An early type of portable heater, at the christening of the future King Edward VI in October 1537, a ‘fire pan going on wheels’ was positioned close to the infant to keep him warm during the ceremony.
In January 1698, London nearly suffered a second great fire. At the vast Whitehall Palace in the centre of the capital, a maid was overseeing a hot brazier drying linen in an upstairs room of the grand palace. The maid took her eye off the searing brazier, and the linen caught fire. A huge inferno engulfed the building and the next day much of the old royal palace had been razed to the ground.
Braziers like this were in common use for many years in the dining halls of Oxbridge colleges, and one was reportedly warming the hall of Westminster School as late as 1850.
6. Bed warmers
In Europe from the 17th to early 20th centuries, if you had looked inside a person’s bed you might have seen a large frying-pan-shaped device. This was known as a bed warmer.
With a wooden handle for moving in and out of the covers, the round end consisted of an iron pan in which red hot embers would be placed. This would pre-heat the bed before the sleeper got in. Bed warmers proved to be not only a huge fire hazard but also a source of dangerous fumes.
7. The Russian stove
For centuries in Russia, the heart of the traditional peasant home was the stove.
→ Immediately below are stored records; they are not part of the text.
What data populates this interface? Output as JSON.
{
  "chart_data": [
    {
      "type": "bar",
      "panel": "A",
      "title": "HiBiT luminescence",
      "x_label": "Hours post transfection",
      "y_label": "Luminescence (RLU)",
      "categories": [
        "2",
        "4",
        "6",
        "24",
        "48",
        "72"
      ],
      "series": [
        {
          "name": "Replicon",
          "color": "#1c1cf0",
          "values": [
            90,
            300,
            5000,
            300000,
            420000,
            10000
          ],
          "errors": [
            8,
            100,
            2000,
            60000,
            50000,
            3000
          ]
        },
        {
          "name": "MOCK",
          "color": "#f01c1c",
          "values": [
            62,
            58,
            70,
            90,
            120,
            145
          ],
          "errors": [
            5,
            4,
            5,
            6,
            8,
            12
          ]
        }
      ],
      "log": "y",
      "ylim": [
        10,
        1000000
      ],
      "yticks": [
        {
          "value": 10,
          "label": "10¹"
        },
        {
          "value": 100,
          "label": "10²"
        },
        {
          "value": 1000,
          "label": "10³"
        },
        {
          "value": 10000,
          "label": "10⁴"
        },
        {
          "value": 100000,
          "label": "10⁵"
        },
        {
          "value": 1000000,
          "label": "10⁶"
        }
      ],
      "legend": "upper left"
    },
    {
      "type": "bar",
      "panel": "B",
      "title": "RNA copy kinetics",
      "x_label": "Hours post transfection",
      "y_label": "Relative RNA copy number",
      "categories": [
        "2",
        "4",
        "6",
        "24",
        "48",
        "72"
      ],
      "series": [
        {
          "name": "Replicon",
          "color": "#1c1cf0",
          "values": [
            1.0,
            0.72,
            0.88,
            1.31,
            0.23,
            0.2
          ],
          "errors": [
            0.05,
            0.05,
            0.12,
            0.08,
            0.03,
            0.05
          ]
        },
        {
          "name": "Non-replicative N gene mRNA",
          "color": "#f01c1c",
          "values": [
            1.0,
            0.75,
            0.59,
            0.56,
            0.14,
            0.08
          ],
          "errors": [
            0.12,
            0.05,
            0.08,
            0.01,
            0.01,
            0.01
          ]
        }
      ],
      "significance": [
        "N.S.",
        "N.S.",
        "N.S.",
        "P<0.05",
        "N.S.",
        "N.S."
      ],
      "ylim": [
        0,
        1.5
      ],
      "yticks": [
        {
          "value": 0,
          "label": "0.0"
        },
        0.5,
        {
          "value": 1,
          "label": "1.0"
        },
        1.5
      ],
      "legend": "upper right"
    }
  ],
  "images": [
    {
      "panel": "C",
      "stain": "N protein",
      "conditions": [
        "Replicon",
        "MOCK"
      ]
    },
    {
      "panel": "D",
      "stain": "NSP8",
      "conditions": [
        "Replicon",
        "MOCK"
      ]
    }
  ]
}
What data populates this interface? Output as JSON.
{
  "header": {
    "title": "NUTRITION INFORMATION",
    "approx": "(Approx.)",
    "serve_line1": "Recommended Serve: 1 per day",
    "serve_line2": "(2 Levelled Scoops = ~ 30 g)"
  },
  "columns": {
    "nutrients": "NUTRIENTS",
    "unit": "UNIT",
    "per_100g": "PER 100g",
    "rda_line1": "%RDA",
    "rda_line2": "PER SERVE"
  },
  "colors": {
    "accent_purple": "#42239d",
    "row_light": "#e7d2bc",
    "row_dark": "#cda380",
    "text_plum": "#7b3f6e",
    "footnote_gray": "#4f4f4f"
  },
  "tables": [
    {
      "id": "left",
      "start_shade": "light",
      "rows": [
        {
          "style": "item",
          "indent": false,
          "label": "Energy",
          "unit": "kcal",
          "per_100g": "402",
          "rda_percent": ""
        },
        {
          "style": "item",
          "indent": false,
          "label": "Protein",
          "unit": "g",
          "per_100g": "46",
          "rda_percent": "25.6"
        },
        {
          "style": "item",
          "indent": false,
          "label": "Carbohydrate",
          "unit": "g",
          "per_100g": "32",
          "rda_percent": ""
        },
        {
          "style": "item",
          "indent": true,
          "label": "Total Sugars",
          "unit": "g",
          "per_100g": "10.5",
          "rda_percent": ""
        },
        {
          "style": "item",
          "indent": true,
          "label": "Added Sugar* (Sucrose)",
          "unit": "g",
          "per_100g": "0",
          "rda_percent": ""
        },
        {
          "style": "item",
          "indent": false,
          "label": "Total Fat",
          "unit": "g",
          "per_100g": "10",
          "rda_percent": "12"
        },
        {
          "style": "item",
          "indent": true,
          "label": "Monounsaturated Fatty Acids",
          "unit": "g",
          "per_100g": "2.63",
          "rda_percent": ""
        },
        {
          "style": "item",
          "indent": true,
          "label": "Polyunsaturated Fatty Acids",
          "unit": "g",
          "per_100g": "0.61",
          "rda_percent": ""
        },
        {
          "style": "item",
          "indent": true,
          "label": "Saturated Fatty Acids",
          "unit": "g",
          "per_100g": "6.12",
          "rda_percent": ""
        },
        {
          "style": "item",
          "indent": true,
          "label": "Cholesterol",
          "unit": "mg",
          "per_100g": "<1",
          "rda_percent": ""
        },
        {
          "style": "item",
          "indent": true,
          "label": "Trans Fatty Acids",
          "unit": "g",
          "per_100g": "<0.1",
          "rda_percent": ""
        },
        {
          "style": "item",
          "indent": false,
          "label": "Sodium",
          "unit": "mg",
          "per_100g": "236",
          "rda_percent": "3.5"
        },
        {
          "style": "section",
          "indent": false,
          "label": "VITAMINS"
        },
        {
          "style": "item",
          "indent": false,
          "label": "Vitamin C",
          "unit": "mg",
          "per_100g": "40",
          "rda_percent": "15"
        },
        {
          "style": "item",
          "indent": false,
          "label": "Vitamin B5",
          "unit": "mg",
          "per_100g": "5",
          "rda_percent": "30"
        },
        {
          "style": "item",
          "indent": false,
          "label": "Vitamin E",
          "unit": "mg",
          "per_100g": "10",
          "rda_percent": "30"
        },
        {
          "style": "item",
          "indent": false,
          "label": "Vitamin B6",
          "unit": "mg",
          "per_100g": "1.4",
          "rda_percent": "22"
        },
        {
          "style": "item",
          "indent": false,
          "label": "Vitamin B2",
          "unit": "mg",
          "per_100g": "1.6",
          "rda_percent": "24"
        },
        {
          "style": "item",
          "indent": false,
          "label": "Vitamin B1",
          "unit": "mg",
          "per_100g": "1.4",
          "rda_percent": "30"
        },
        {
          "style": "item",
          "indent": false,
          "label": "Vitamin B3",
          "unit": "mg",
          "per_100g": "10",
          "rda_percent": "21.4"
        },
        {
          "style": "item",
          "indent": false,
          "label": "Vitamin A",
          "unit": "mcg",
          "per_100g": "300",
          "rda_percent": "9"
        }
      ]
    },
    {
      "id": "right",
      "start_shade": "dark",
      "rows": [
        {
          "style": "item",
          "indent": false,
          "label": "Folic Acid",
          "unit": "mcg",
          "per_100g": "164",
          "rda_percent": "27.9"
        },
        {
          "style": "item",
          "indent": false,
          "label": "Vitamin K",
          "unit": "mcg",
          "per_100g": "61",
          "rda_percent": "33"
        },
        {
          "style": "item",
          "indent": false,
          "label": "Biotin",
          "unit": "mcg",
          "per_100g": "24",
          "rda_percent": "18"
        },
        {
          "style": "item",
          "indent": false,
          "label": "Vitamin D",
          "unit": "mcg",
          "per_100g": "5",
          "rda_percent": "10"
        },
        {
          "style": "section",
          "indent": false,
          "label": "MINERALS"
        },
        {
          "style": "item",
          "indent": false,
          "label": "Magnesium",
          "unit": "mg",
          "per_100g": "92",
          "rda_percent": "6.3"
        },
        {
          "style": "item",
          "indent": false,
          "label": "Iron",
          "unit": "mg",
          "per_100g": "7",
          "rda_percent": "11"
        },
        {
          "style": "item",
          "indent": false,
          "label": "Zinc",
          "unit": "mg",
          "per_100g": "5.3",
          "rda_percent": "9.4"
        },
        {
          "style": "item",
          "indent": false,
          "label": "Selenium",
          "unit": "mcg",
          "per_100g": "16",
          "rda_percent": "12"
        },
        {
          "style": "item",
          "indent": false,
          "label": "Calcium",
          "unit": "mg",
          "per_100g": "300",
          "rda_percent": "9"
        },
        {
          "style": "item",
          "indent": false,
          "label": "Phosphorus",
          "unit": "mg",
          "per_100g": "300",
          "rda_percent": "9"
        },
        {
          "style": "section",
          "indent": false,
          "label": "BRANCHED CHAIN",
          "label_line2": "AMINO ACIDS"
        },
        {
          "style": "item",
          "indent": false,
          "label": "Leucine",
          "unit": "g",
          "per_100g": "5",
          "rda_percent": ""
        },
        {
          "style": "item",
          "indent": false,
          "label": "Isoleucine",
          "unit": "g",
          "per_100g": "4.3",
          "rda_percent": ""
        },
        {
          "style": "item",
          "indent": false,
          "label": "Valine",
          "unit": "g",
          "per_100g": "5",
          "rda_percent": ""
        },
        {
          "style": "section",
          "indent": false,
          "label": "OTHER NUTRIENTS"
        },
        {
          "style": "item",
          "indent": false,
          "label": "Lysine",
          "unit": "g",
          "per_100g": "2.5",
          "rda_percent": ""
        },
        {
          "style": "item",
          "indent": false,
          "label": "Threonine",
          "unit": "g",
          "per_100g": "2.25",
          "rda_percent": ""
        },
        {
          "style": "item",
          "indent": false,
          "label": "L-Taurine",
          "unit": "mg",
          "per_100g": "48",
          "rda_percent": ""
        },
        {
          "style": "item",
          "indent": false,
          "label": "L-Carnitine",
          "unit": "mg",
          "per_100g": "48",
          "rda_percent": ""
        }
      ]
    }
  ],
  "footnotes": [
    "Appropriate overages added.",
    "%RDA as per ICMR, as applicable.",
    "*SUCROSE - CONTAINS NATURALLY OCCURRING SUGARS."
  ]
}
It wasn’t just used for heating and cooking, though. It was also used for baths and for a warm comfy place to tuck down and have a kip.
Once very hot, the surface would be covered in straw and a cast iron bath put on top. Adults climbed inside the bath unaided, but children would be placed in the bath on a specially designed spade.
The sleeping area, called ‘polot’ consisted of shelves installed between the wall and stove, or in others cases, the family would simply sleep on the roof of the stove. There was typically space for six people to sleep in the polot.
8. The Fabric of Society – Tapestries and bed curtains
In the cold, drafty castles and manor houses of the medieval and Tudor era, the mighty fireplaces and thick walls could only do so much. Heat loss and the icy outside air rushing into gaps were a continual problem. One technique was to hang large pieces of decorative fabric – known as tapestries – across the walls. This did a half-decent of helping to insulate the room, as well as being nice to look at.
The Victorians also made good use of fabrics to stay snug, especially on those bitter winter nights when the house fires had gone out. In many homes, thick curtains, known as ‘bed curtains’, would surround the bed.